Na Paris do século XIX, o cético professor Rivail (Leonardo Medeiros) é convidado para uma sessão mediúnica. Obcecado pelo que assistiu, inicia uma investigação em busca da verdade a partir de métodos científicos. Perseguido por políticos e pela Igreja Católica, que o acusava de necromancia, por tentar adivinhar o futuro usando os mortos, Kardec conta com o apoio da esposa, a também professora e musicista Amélie-Gabrielle Boudet (Sandra Corveloni), para seguir com o seu trabalho.
ELENCO
Assis acredita que parte do êxito do filme se dá pela escalação do elenco, em especial Leonardo Medeiros e Sandra Corveloni. "Ele sempre foi a primeira opção, tanto minha quanto a do Marcel (Souto Maior, autor do livro). Foi mágico ligar a câmera e 'ver' o Kardec na minha frente. O Leonardo e a Sandra fizeram um mapeamento de emoções necessário para o papel. Foi uma química perfeita", elogia.
Ao contrário de "Nosso Lar", que contava com um visual um tanto amador, "Kardec" chama a atenção por suas esmeradas fotografia, figurinos e direção de arte. O trabalho dos diretores de arte Claudio Amaral Peixoto e Helcio Pugliese realmente é de saltar os olhos e pouco visto na produção nacional.
De acordo com o realizador, filmar em Paris foi fundamental para o sucesso do projeto. "A cidade não é mais a mesma, claro. Portanto, usamos computação gráfica para apagar qualquer vestígio de modernidade, como os prédios e os carros. O filme tenta retratar fielmente a Paris pré-revolução arquitetônica, uma cidade opressora, suja, mas bastante intelectualizada. Captar aquela luz foi essencial para o desenrolar da trama".

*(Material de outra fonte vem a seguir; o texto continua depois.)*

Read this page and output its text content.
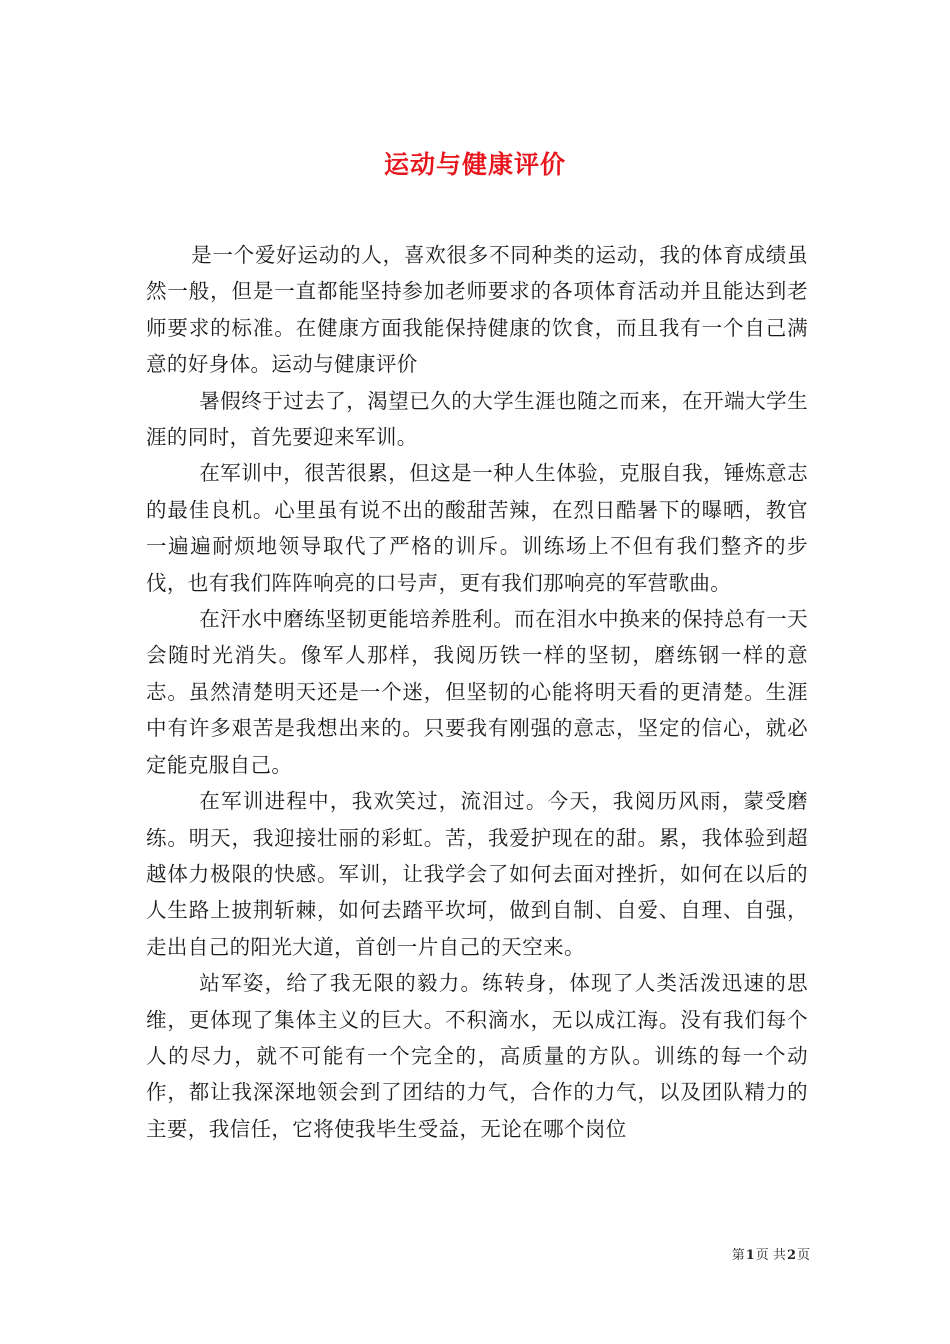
运动与健康评价

是一个爱好运动的人，喜欢很多不同种类的运动，我的体育成绩虽然一般，但是一直都能坚持参加老师要求的各项体育活动并且能达到老师要求的标准。在健康方面我能保持健康的饮食，而且我有一个自己满意的好身体。运动与健康评价

暑假终于过去了，渴望已久的大学生涯也随之而来，在开端大学生涯的同时，首先要迎来军训。

在军训中，很苦很累，但这是一种人生体验，克服自我，锤炼意志的最佳良机。心里虽有说不出的酸甜苦辣，在烈日酷暑下的曝晒，教官一遍遍耐烦地领导取代了严格的训斥。训练场上不但有我们整齐的步伐，也有我们阵阵响亮的口号声，更有我们那响亮的军营歌曲。

在汗水中磨练坚韧更能培养胜利。而在泪水中换来的保持总有一天会随时光消失。像军人那样，我阅历铁一样的坚韧，磨练钢一样的意志。虽然清楚明天还是一个迷，但坚韧的心能将明天看的更清楚。生涯中有许多艰苦是我想出来的。只要我有刚强的意志，坚定的信心，就必定能克服自己。

在军训进程中，我欢笑过，流泪过。今天，我阅历风雨，蒙受磨练。明天，我迎接壮丽的彩虹。苦，我爱护现在的甜。累，我体验到超越体力极限的快感。军训，让我学会了如何去面对挫折，如何在以后的人生路上披荆斩棘，如何去踏平坎坷，做到自制、自爱、自理、自强，走出自己的阳光大道，首创一片自己的天空来。

站军姿，给了我无限的毅力。练转身，体现了人类活泼迅速的思维，更体现了集体主义的巨大。不积滴水，无以成江海。没有我们每个人的尽力，就不可能有一个完全的，高质量的方队。训练的每一个动作，都让我深深地领会到了团结的力气，合作的力气，以及团队精力的主要，我信任，它将使我毕生受益，无论在哪个岗位

第1页 共2页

Assis nega que seu filme seja voltado apenas para os espíritas. "É um trabalho universal. Não quero difundir doutrinas e filosofias da religião. Falamos de um homem que usou a ciência para provar o que acredita: sua fé", conta, dizendo, obviamente, que sua proximidade com os seguidores do espiritismo foi importante para a concepção da trama. "Conheço os códigos e os símbolos. Foi mais fácil descortinar o Kardec humano, fora das capas dos livros".
DESAFIOS
Ressaltando que seu filme tenta fazer uma "jornada na luta contra a intolerância que não nos permite evoluir como pessoas melhores", o realizador também falou sobre a crise no mercado exibidor e a necessidade de criar uma reserva de mercado para o produto nacional.
"Estamos passando por tempos sombrios. Lutas políticas e ideológicas, cortes nas leis de incentivo para o audiovisual e falta de patrocínio. Colocar um filme na rua é um desafio arriscado para o realizador. Portanto, é preciso ter uma sala, um espaço, em meio a tantas superproduções estrangeiras. Precisamos de leis mais firmes para valorizar o produto nacional", defende.
Para Assis, a internet e o serviço de streaming, como a Netflix, por exemplo, não pode ser visto como inimigo. "O cinema tradicional, e sua magia, nunca vai acabar. O streaming é apenas mais uma opção de mercado. Jovens realizadores estão fazendo trabalhos esteticamente muito interessantes nesse modelo de exibição", aponta.